Olimpia era così concentrata a cercare una penna nella sua borsa a tracolla da non accorgersi di dove andasse e Luca era troppo impegnato a raccontare ad Andrea una delle sue avventure estive da non vedere Olimpia camminare nella sua stessa direzione. I due si scontrarono e il contenuto della borsa di Olimpia si riversò a terra. Entrambi si guardarono e rimasero entrambi senza fiato. Olimpia non aveva mai visto un ragazzo così bello e anche Luca non aveva mai visto una ragazza così prima d’allora. Luca era alto, i capelli castani erano corti, quasi rasati. Gli occhi verdi. Occhi come quelli avrebbero dovuto essere vietati, oppure bisognava promulgare una legge in base alla quale i ragazzi con occhi così belli potevano circolare solo con gli occhiali da sole. Dio quanto era bello Luca! Quegli occhi verdi come un prato in primavera, le labbra piene e ben disegnate, rosse a forma di cuore, e la pelle chiara: tutto di lui era perfetto.
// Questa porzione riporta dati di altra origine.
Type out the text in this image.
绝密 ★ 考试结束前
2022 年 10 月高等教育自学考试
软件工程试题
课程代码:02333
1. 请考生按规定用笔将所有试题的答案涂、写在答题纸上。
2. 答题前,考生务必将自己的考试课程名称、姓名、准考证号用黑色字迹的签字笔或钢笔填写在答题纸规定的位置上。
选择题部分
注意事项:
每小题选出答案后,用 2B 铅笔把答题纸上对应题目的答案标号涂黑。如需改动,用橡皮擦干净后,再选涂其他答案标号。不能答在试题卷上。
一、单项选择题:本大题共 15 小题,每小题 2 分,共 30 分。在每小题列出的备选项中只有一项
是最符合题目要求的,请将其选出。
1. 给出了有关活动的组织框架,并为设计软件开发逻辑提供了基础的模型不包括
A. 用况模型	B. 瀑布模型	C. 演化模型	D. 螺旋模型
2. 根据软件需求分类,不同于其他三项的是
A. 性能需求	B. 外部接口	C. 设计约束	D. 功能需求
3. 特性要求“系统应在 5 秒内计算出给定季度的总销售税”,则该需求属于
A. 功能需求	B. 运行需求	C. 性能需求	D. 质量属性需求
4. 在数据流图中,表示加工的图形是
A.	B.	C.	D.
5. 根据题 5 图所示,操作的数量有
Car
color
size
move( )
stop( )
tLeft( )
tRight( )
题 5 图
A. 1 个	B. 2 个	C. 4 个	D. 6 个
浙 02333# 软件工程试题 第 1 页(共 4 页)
Olimpia era un po’ più bassa di Luca, gli arrivava all’incirca sotto il mento, con i capelli castani scuri quasi neri e gli occhi azzurri. Gli occhi più azzurri che Luca avesse mai visto. Più azzurri del cielo. Così cristallini, sembrava di specchiarsi nell’oceano, in quell’acqua così chiara che si trova solo nell’isole afrodisiache.
Si abbassarono entrambi nello stesso momento per raccogliere le cose di Olimpia e sbatterono le fronti l’una contro l’altra. Olimpia si toccò la fronte con una mano mentre con l’altra apriva la borsa e Luca infilava alla rinfusa e velocemente le cose. La ragazza si alzò in fretta, guardò Andrea quasi spaventata e superandolo velocemente, continuò per la sua strada con la borsa stretta al petto.
Luca si alzò di scatto voltandosi nella direzione in cui Olimpia era fuggita e la vide camminare in fretta verso le scale, “Ei aspetta, come ti chiami?” urlò, ma la ragazza era già troppo lontana per sentirlo. Luca abbassò lo sguardo sulle sue mani dove stringeva una foto: era una ragazzina e un signore anziano. Era caduta dalla borsa della ragazza e lui non aveva fatto in tempo a rinfilarla dentro. Almeno ho una scusa per parlarle e per rivederla, pensò Luca mentre Andrea lo guardava storto sapendo benissimo cosa gli stesse passando per la testa in quel momento. Lo conosceva meglio di chiunque altro e proprio per questo era il suo migliore amico.